Il sistema pubblico di credito smentisce nei fatti il mito neoliberale dell’assoluta indipendenza del mercato. Si tratta di una presa di coscienza evidentemente cresciuta valutando l’operato delle altre economie europee, basti pensare alla nuova Banque pubblique d’investiment di Hollande ed al sistema regionalizzato di banche pubbliche tedesche. Per ironia della sorte o, più probabilmente, per scarsa lungimiranza, lo stesso processo di smantellamento della presenza dello Stato nell’economia reale, avvenuto negli anni ’90 ha colpito anche la mano pubblica presente nel mondo del credito nazionale (l’esempio più lampante è rappresentato dall’ormai notissimo Monte dei Paschi di Siena, fino ai primi anni Novanta banca pubblica).
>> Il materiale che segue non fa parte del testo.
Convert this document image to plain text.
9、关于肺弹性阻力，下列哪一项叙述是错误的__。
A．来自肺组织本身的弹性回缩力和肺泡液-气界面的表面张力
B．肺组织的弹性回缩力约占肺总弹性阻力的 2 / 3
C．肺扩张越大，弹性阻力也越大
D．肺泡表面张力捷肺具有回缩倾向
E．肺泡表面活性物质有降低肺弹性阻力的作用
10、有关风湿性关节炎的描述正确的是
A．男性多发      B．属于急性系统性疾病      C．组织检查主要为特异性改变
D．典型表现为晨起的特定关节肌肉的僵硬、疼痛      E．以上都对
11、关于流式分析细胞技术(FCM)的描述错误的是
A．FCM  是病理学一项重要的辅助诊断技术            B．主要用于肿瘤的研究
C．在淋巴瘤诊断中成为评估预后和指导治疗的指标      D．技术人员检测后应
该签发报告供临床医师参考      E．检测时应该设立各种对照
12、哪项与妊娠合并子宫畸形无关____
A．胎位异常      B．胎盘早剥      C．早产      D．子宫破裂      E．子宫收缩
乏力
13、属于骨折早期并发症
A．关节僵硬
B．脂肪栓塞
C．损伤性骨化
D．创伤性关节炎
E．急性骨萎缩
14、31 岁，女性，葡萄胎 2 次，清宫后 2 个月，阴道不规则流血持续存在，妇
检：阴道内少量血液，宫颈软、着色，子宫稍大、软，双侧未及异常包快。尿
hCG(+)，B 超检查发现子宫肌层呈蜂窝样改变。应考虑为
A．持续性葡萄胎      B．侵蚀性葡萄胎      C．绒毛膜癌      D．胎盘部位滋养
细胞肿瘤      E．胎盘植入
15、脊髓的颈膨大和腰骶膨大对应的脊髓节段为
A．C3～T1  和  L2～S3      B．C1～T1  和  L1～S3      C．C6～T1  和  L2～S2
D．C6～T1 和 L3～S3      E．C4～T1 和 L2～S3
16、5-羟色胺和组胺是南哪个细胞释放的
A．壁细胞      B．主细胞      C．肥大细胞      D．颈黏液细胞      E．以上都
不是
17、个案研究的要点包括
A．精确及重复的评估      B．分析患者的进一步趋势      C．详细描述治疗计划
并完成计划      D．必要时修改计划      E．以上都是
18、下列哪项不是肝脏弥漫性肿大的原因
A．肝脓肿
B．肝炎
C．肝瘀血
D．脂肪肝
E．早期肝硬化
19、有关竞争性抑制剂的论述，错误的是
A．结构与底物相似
Quanto all’accorpamento nel mondo delle piccole e medie imprese, anche in questo caso si assiste ad una brusca inversione di marcia: il culto della concorrenza sfrenata, dell’egoismo del “self made man”, che gli anni d’oro del berlusconismo rampante avevano rappresentato, è bruscamente messo in discussione. Anzi si sposerebbe in tal caso una concezione puramente marxista che annovera tra i fattori di controtendenza nella crisi dell’economia proprio la concentrazione produttiva.
La classe dirigente italiana sta sicuramente cambiando itinerario rispetto alla strada battuta finora, una strada che ha portato dritto al burrone della crisi. Ma sarà sufficiente un muoversi alla cieca senza fare i conti con più di vent’anni di neoliberismo sfrenato?